Mais pendant qu’ils se chamaillent sur leurs CV, les Congolais, eux, comptent les morts dans l’Est et les jours sans électricité. Ces deux hommes occupent pourtant des fonctions qui devraient servir à quelque chose. Mais quand on regarde leurs résultats, c’est le désert total. Leur querelle n’intéresse qu’eux-mêmes. Pour le reste du pays, c’est juste le spectacle affligeant de deux ignorants qui se battent avec des mots qu’ils ne comprennent même pas.
Le premier, le Professeur André Mbata, est un vrai magicien. Son tour préféré : dire une chose un jour, et son contraire le lendemain, sans jamais rougir. Tout le monde a vu les vidéos où il jure sur tous les saints qu’on ne peut pas toucher à la Constitution. Il disait que c’était un crime grave, impardonnable. Aujourd’hui, le même homme, avec le même sérieux, explique qu’il faut tout changer. Et il est convaincu que le peuple a une mémoire de thon rouge.

Ce n’est plus un professeur de droit, c’est un vendeur de pagnes au marché : le matin le tissu est rouge, le soir il est bleu, selon le client qui paie. Voilà l’élite congolaise qu’on nous présente comme un grand savant : un homme dont la parole ne vaut pas un vieux billet de 100 francs. Il sait parler dans les grandes universités à l’étranger notamment en Afrique du Sud, mais chez lui, il est incapable de dire la vérité quand elle dérange ceux qui le nourrissent.

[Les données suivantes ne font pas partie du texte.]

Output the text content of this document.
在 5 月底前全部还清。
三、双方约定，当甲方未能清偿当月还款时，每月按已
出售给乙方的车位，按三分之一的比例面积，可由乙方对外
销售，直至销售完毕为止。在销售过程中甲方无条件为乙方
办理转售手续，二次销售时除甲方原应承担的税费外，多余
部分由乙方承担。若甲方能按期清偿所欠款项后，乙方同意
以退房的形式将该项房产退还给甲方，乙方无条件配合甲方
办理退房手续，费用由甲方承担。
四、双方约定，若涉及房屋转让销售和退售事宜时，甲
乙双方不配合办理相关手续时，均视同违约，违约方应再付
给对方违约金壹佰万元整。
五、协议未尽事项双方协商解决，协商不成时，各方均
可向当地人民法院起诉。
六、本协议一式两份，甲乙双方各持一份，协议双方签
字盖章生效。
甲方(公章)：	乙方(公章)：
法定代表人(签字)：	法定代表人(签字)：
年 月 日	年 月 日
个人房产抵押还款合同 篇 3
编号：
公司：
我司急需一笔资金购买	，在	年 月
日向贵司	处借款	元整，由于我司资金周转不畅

Quant au deuxième, Honorable Peter Kazadi Kankonde, c’est encore pire. On se demande chaque jour comment un homme aussi vide a pu devenir avocat. Ses propres confrères rigolent derrière son dos tellement il ne maîtrise rien du droit. La preuve ? C’est lui qui a écrit le fameux papier “mandat spécial” donnant le pouvoir à Jean-Marc Kabund comme Président intérimaire de l’UDPS. Il avait alors oublié de mentionner la Constitution et les règles du parti.

Juste oublié. Comme on oublie d’acheter le sel au marché. Résultat : depuis 8 ans, l’UDPS est bloquée, sans président clair, à cause de l’erreur d’un homme qui se dit juriste. Et cet homme-là ose aujourd’hui donner des leçons d’expérience ? Mais quelle expérience ? Celle de tout casser par bêtise ? Ces deux-là ne sont pas des élites. Ce sont des naufragés de l’intelligence qui se noient dans un verre d’eau et qui trouvent le moyen de se vanter de savoir nager. Le peuple, lui, regarde ça, pleure de rage et de honte.